Foto: AP / Ebrahim Noroozi

Teheran/Wien – "Viele haben den Zug der Revolution in den letzten 39 Jahren verlassen: Wir sollten ihnen die Möglichkeit geben, wieder an Bord zu kommen", sagte der iranische Präsident Hassan Rohani am Jahrestag der Revolution am Sonntag. Und er überraschte mit der Anmerkung, dass es laut iranischer Verfassung möglich sei, zu verschiedenen Forderungen, die aus der Bevölkerung kommen, eine Volksbefragung anzudenken.

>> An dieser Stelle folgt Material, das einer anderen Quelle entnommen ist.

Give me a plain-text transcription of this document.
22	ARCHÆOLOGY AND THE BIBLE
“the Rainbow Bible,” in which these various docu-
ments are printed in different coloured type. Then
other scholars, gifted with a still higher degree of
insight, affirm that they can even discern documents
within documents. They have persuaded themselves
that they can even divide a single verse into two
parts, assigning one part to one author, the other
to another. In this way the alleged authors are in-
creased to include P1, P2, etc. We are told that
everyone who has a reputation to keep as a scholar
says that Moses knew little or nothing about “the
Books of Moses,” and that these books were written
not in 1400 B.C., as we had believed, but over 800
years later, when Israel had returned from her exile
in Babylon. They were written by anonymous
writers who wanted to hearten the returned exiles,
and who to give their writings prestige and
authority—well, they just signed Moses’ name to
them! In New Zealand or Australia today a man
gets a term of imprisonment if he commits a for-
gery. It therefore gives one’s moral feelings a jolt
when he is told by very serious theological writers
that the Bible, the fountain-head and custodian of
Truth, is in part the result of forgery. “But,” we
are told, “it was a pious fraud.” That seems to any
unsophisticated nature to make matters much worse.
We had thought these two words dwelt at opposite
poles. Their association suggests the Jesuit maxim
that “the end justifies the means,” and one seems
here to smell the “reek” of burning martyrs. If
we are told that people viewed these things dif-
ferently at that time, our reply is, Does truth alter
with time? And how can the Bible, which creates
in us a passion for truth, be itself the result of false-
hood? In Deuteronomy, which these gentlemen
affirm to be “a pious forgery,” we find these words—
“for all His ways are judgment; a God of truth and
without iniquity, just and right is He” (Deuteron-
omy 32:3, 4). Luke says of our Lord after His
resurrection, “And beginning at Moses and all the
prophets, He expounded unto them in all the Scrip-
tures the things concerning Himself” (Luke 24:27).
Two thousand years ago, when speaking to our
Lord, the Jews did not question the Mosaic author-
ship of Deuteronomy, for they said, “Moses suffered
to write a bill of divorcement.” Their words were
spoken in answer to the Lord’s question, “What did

Die von den Revolutionsgarden herausgegebene Zeitung Jawan hatte ihre eigene Antwort darauf: Man könne laut Verfassung mit einer Zweidrittelmehrheit im Parlament ja auch den Präsidenten absetzen. Regierungsnahe Medien hingegen begrüßten den Vorstoß des Präsidenten: Volksbefragungen würden die Möglichkeit eröffnen, sich mit Menschen, die mit der Entwicklung der Revolution in den letzten 39 Jahren unzufrieden waren, zu versöhnen.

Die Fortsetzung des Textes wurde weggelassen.